Com base nesse diagnóstico, a BIP propôs uma transformação ágil progressiva, respeitando a cultura da empresa e minimizando resistências.

A RESPOSTA BIP:

Um framework ágil e colaborativo sob medida

A BIP desenhou um framework próprio para lançamento ágil de produtos e serviços em Telco, ancorado em três grandes pilares:

1.

IDEAÇÃO:

Geração e priorização de ideias com base em direcionadores estratégicos, tendências de mercado e oportunidades tecnológicas.

2.

ENRIQUECIMENTO COLABORATIVO:

Detalhamento das soluções com foco em jornadas e histórias de usuários, envolvendo stakeholders de negócios, TI e fornecedores desde o início.

3.

DELIVERY ÁGIL:

Execução incremental por meio de squads organizados em sprints, com refinamento funcional e técnico contínuo.
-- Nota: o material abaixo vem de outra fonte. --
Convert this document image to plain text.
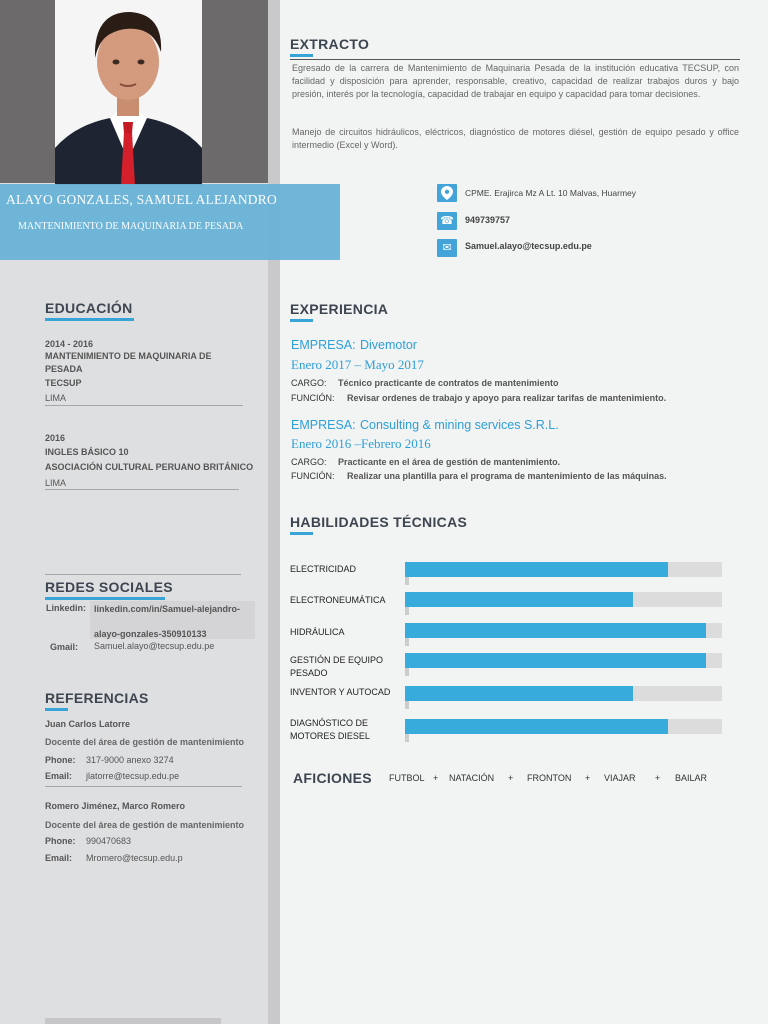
ALAYO GONZALES, SAMUEL ALEJANDRO
MANTENIMIENTO DE MAQUINARIA DE PESADA
EXTRACTO
Egresado de la carrera de Mantenimiento de Maquinaria Pesada de la institución educativa TECSUP, con facilidad y disposición para aprender, responsable, creativo, capacidad de realizar trabajos duros y bajo presión, interés por la tecnología, capacidad de trabajar en equipo y capacidad para tomar decisiones.
Manejo de circuitos hidráulicos, eléctricos, diagnóstico de motores diésel, gestión de equipo pesado y office intermedio (Excel y Word).
CPME. Erajirca Mz A Lt. 10 Malvas, Huarmey
☎	949739757
✉	Samuel.alayo@tecsup.edu.pe
EDUCACIÓN
2014 - 2016
MANTENIMIENTO DE MAQUINARIA DE
PESADA
TECSUP
LIMA
2016
INGLES BÁSICO 10
ASOCIACIÓN CULTURAL PERUANO BRITÁNICO
LIMA
REDES SOCIALES
Linkedin: linkedin.com/in/Samuel-alejandro-
alayo-gonzales-350910133
Gmail: Samuel.alayo@tecsup.edu.pe
REFERENCIAS
Juan Carlos Latorre
Docente del área de gestión de mantenimiento
Phone: 317-9000 anexo 3274
Email: jlatorre@tecsup.edu.pe
Romero Jiménez, Marco Romero
Docente del área de gestión de mantenimiento
Phone: 990470683
Email: Mromero@tecsup.edu.p
EXPERIENCIA
EMPRESA: Divemotor
Enero 2017 – Mayo 2017
CARGO: Técnico practicante de contratos de mantenimiento
FUNCIÓN: Revisar ordenes de trabajo y apoyo para realizar tarifas de mantenimiento.
EMPRESA: Consulting & mining services S.R.L.
Enero 2016 –Febrero 2016
CARGO: Practicante en el área de gestión de mantenimiento.
FUNCIÓN: Realizar una plantilla para el programa de mantenimiento de las máquinas.
HABILIDADES TÉCNICAS
ELECTRICIDAD
ELECTRONEUMÁTICA
HIDRÁULICA
GESTIÓN DE EQUIPO
PESADO
INVENTOR Y AUTOCAD
DIAGNÓSTICO DE
MOTORES DIESEL
AFICIONES FUTBOL + NATACIÓN + FRONTON + VIAJAR + BAILAR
Esse modelo rompeu com a lógica tradicional de etapas sequenciais, promovendo entregas incrementais, colaboração entre áreas e adoção de práticas ágeis (como Scrum e design thinking) desde a concepção até o go-to-market.

Tecnologia como habilitadora da transformação

Ferramentas utilizadas:

  • Azure DevOps: gestão dos projetos e dos ciclos de desenvolvimentos das Squa
  • Power BI: visibilidade de indicadores em tempo real
  • SharePoint: padronização e controle de fluxos
  • Power Apps: medição da maturidade das Squads
  • Miro: colaboração visual em sessões de design
  • Gestão de portfólio com dados (data-driven agility)

Esses ativos tecnológicos permitiram maior transparência e rastreabilidade dos processos, apoiando a tomada de decisão baseada em evidências.

RESULTADOS CONCRETOS:

Os números da transformação

Além disso, mais de 150 produtos e serviços foram concebidos via sessões de design, sendo comercializados com sucesso até o final de 2024.

~20

Squads implementados em áreas de marketing e tecnologia.

~50%

De redução no lead time de entrega de ofertas.

+25%

De produtividade nos times envolvidos.

-30%

No tempo médio dos testes, com aumento de qualidade.

-20%

De bugs e quase zero change requests.

+

Maior ownership e transparência de capacidade.

+

Melhoria contínua baseada em dados a aprendizado ágil.

Por que a abordagem da BIP funcionou?

  • Alinhamento entre estratégia de negócio e tecnologia
  • Revisão profunda da governança, papéis e artefatos
  • Criação de um modelo evolutivo, que respeita a maturidade da organização
  • Atuação consultiva com times multifuncionais e co-criação
  • Transferência de conhecimento para garantir sustentabilidade

A experiência em transformação digital e o domínio do setor Telco foram diferenciais cruciais para o sucesso da jornada.

O que líderes de Telecom podem aprender com este case?

  • Agilidade não é apenas sobre metodologias — é sobre cultura, colaboração e alinhamento com o cliente final.
  • Modelos lineares não funcionam mais em contextos de alta complexidade e pressão competitiva.
  • Squads bem formados, com autonomia e propósito comum, geram impacto muito além da entrega técnica.
  • Dados e visibilidade são essenciais para garantir previsibilidade e confiança entre áreas.
  • A jornada precisa ser planejada e incremental — não se impõe agilidade, se constrói.
CONCLUSÃO:

Agilidade como vetor de competitividade em Telco

A transformação ágil liderada pela BIP demonstrou que, mesmo em estruturas complexas e tradicionais, é possível romper silos, acelerar entregas e criar um ecossistema colaborativo com foco em valor. Em um setor onde o tempo de resposta ao mercado é crítico, agilidade deixou de ser um diferencial — e passou a ser um imperativo estratégico.

 

Na BIP, atuamos lado a lado com empresas líderes no redesenho de seus modelos de operação, combinando estratégia, tecnologia e execução ágil.